Overall, there was 1.9% mortality in the experiment and the removed pigs were from 6 different diets and values for ADG, ADFI, and G:F (Table 4) of these pens were adjusted as previously explained . The remaining animals consumed their diets without apparent problems and remained healthy throughout the experiment. The model to predict final BW, ADG, ADFI, and G:F was reduced because only the interaction (P < 0.01) between STTD Ca and STTD P was significant. The predicted maximum BW at STTD P concentrations of 0.16%, 0.33%, 0.42%, and 0.50% were 21.18, 23.92, 24.40, and 24.27 kg at STTD Ca concentrations of 0.31%, 0.46%, 0.54%, and 0.61% respectively. These values correspond to STTD Ca:STTD P ratios of 1.93:1, 1.39:1, 1.28:1, and 1.21:1 (Fig. 1a). The predicted maximum ADG at STTD P concentrations of 0.16%, 0.33%, 0.42%, and 0.50% were 481, 614, 635, and 624 g at STTD Ca concentrations of 0.31%, 0.46%, 0.54%, and 0.61% respectively, corresponding to STTD Ca:STTD P ratios of 1.93:1, 1.39:1, 1.28:1, and 1.22:1 (Fig. 1b). The predicted maximum ADFI at STTD P concentrations of 0.16%, 0.33%, 0.42%, and 0.50% were 867, 946, 953, and 940 g at STTD Ca concentrations of 0.36%, 0.50%, 0.57%, and 0.64% respectively, which correspond to STTD Ca:STTD P ratios of 2.24:1, 1.51:1, 1.36:1, and 1.28:1 (Fig. 1c). The predicted maximum G:F at STTD P concentrations of 0.16%, 0.33%, 0.42%, and 0.50% were 0.556, 0.652, 0.671, and 0.668 g:g at STTD Ca concentrations of 0.24%, 0.41%, 0.50%, and 0.59% respectively. These values correspond to STTD Ca:STTD P ratios of 1.51:1, 1.25:1, 1.20:1, and 1.17:1 (Fig. 1d).

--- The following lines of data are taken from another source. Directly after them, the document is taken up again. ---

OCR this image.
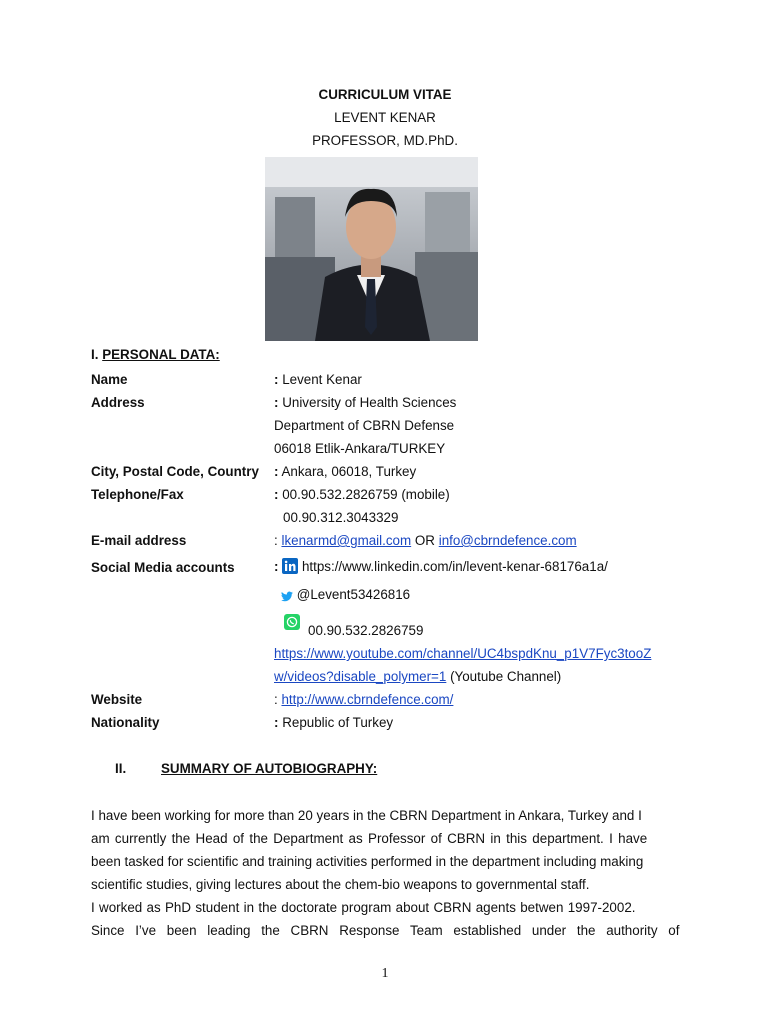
CURRICULUM VITAE
LEVENT KENAR
PROFESSOR, MD.PhD.
I. PERSONAL DATA:
Name	: Levent Kenar
Address	: University of Health Sciences
Department of CBRN Defense
06018 Etlik-Ankara/TURKEY
City, Postal Code, Country : Ankara, 06018, Turkey
Telephone/Fax	: 00.90.532.2826759 (mobile)
00.90.312.3043329
E-mail address	: lkenarmd@gmail.com OR info@cbrndefence.com
Social Media accounts	: https://www.linkedin.com/in/levent-kenar-68176a1a/
@Levent53426816
00.90.532.2826759
https://www.youtube.com/channel/UC4bspdKnu_p1V7Fyc3tooZ
w/videos?disable_polymer=1 (Youtube Channel)
Website	: http://www.cbrndefence.com/
Nationality	: Republic of Turkey
II.	SUMMARY OF AUTOBIOGRAPHY:
I have been working for more than 20 years in the CBRN Department in Ankara, Turkey and I
am currently the Head of the Department as Professor of CBRN in this department. I have
been tasked for scientific and training activities performed in the department including making
scientific studies, giving lectures about the chem-bio weapons to governmental staff.
I worked as PhD student in the doctorate program about CBRN agents betwen 1997-2002.
Since I’ve been leading the CBRN Response Team established under the authority of
1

The full model was used to predict the concentration of bone ash, bone Ca, and bone P in g per femur (interactions, P < 0.01; Table 5). The predicted maximum bone ash at STTD P concentrations of 0.33%, 0.42%, and 0.50% were 11.68, 13.03, and 15.68 g at STTD Ca concentrations of 0.55%, 0.63%, and 1.15%, respectively. These values correspond to STTD Ca:STTD P ratios of 1.66:1, 1.50:1, and 2.30:1 (Fig. 2a). The predicted maximum bone Ca at STTD P concentrations of 0.33%, 0.42%, and 0.50% were 4.51, 5.03, and 6.41 g at STTD Ca concentrations of 0.55%, 0.64%, and 1.31%, respectively, corresponding to STTD Ca:STTD P ratios of 1.67:1, 1.52:1, and 2.62:1 (Fig. 2b). The predicted maximum bone P at STTD P concentrations of 0.33%, 0.42%, and 0.50% were 2.14, 2.38, and 2.89 g at STTD Ca concentrations of 0.53%, 0.61%, and 1.19%, respectively, which correspond to STTD Ca:STTD P ratios of 1.61:1, 1.45:1, and 2.38:1 (Fig. 2c). However, maximum bone ash, bone Ca, and bone P in grams per femur at STTD P concentration of 0.16% were not estimated because of a lack of response to increasing concentrations of dietary STTD Ca.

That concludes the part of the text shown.